The Kirby Institute, Faculty of Medicine, University of New South Wales, Sydney, New South Wales, Australia.
PLoS Med. 2012;9(7):e1001231. doi: 10.1371/journal.pmed.1001231. Epub 2012 Jul 10.
There is growing enthusiasm for increasing coverage of antiretroviral treatment among HIV-infected people for the purposes of preventing ongoing transmission. Treatment as prevention will face a number of barriers when implemented in real world populations, which will likely lead to the effectiveness of this strategy being lower than proposed by optimistic modelling scenarios or ideal clinical trial settings.
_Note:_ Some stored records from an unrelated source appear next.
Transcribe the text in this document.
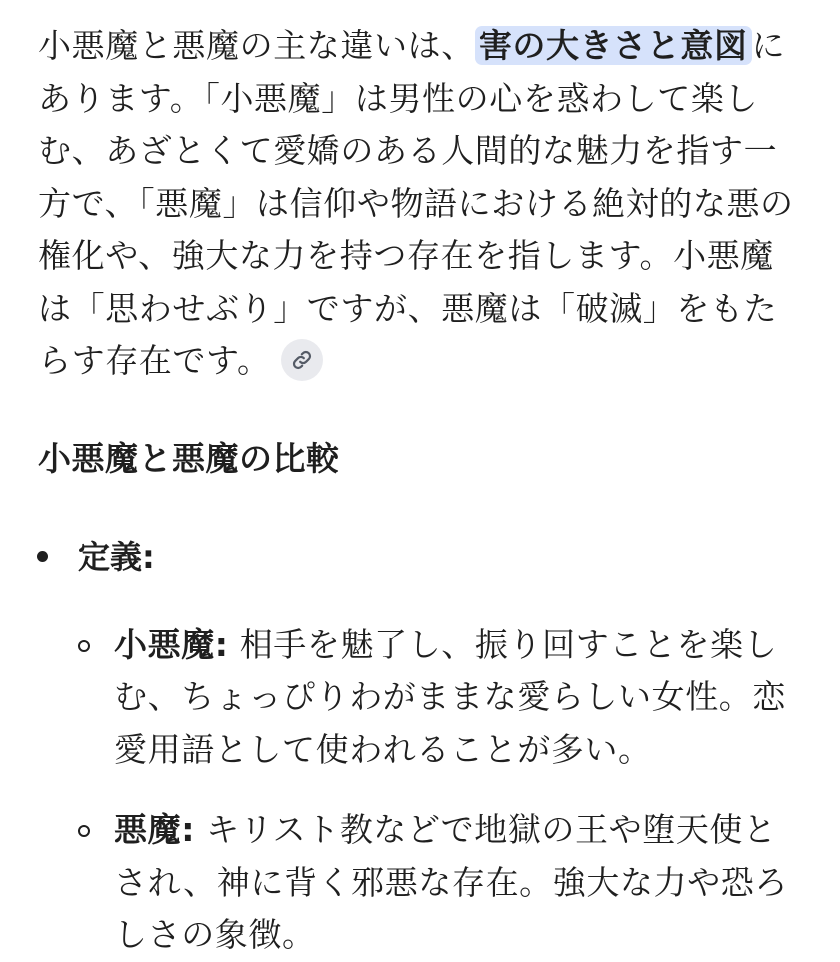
小悪魔と悪魔の主な違いは、 害の大きさと意図 にあります。「小悪魔」は男性の心を惑わして楽しむ、あざとくて愛嬌のある人間的な魅力を指す一方で、「悪魔」は信仰や物語における絶対的な悪の権化や、強大な力を持つ存在を指します。小悪魔は「思わせぶり」ですが、悪魔は「破滅」をもたらす存在です。

小悪魔と悪魔の比較
定義:
小悪魔: 相手を魅了し、振り回すことを楽しむ、ちょっぴりわがままな愛らしい女性。恋愛用語として使われることが多い。
悪魔: キリスト教などで地獄の王や堕天使とされ、神に背く邪悪な存在。強大な力や恐ろしさの象徴。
Some settings, as part of their prevention and treatment strategies, have already attained rates of HIV testing and use of antiretroviral therapy--with high levels of viral suppression--that many countries would aspire to as targets for a treatment-as-prevention strategy. This review examines a number of these "natural experiments", namely, British Columbia, San Francisco, France, and Australia, to provide commentary on whether treatment as prevention has worked in real world populations. This review suggests that the population-level impact of this strategy is likely to be considerably less than as inferred from ideal conditions.
人们越来越热衷于扩大对 HIV 感染者的抗逆转录病毒治疗覆盖范围,以防止持续传播。在实际人群中实施治疗即预防措施将面临许多障碍,这可能导致该策略的有效性低于乐观模型情景或理想临床试验环境所提出的效果。一些国家已经在其预防和治疗策略中实现了艾滋病毒检测和使用抗逆转录病毒疗法的高比例——病毒载量得到高度抑制——这是许多国家渴望达到的目标,也是治疗即预防策略的目标。本综述考察了一些这样的“自然实验”,即不列颠哥伦比亚省、旧金山、法国和澳大利亚,以评论治疗即预防措施在实际人群中的效果。本综述表明,该策略的人群影响可能远远小于从理想条件推断的结果。